王登美さん108歳で死去
プロ野球ソフトバンク王貞治会長の母・王登美さんが亡くなりました。108歳。著名人やその係累でここまで長寿を保った例は稀でしょう。
登美さんは1984年に『ありがとうの歳月を生きて』(勁文社)という自伝を上梓しています。時代との関わりのなかで一庶民がどう生きたか、というライフヒストリーがしっかり描かれた好著です。王貞治の母、という事実によりかかっていないところがいいですね。
1901年に富山県で生まれ、1914年の大洪水により一家は没落。生活が立ちゆかなくなり長女登美は単身東京に奉公へ。その後、親兄弟も上京して共同生活を始めるものの、1919年に両親が相次いで病死。兄弟はちりぢりに親戚に預けられることに。1923年の関東大震災を経て、1927年に深川の中華ソバ屋で浙江省出身の料理人・王仕福と出逢い、周囲の猛反対を押し切り翌年結婚。1940年に貞治が誕生。1945年には経営していた店が空襲により全焼。この年までに弟2人、妹1人、娘1人(貞治の双子の姉)を失っていました。
かなり端折って数行にまとめると以上のようになります。朝の連続テレビ小説の題材にするにはややヘビーですね。ただ、当時にあってはとくに壮絶というわけではなく、このような人生はありふれたものであったでしょう。

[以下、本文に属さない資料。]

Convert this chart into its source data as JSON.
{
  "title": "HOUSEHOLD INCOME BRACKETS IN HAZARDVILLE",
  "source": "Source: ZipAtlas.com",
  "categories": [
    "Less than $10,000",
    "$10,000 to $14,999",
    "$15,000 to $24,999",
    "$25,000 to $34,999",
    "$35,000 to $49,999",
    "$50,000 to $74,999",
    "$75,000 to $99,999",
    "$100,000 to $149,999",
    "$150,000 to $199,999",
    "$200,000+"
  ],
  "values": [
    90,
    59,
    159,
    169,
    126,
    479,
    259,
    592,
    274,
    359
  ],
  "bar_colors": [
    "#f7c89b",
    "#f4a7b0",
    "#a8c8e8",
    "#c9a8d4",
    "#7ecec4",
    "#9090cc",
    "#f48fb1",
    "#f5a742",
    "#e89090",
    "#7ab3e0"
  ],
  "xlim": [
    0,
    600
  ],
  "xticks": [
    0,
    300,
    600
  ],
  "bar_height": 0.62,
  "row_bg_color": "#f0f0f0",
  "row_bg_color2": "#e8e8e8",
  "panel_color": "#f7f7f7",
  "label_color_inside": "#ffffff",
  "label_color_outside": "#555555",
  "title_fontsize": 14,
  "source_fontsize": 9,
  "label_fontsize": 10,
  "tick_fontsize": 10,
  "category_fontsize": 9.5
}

両親兄弟が次々と早世するなかで登美が生き残ったのは、おそらく体が頑丈だったからだろうと思います。若いころは太っていたため奉公先でのあだ名は「関取」。息子の貞治も並外れた食欲の持ち主で、中学時代は学校から帰ると肉や野菜がいっぱい入った大盛のヤキソバをたいらげて、さらにご飯を三杯食べていたそうです。高校時代になると大盛りの五目ソバをまずかっこみ、そのあと自分の顔ほどもあるステーキを二枚食べてやっと人心地がつくという有様で、「うちが料理屋でなければ食費だけで破産している」と語るほどだったそうです。体も大きく、横綱・吉葉山から相撲部屋に誘われたというエピソードもあります。
母・登美は108歳まで生き、息子・貞治は歴代最多本塁打王に。生命力の基本は食欲なのだなぁとつくづく思います。そういえば先日死亡したオグリキャップは旺盛な食欲に支えられて激戦の連続に耐えました。
皆さま、夏バテしてませんでしょうか? 私はこの暑さで食欲が下降気味なので、今日はしっかり食べようと思います。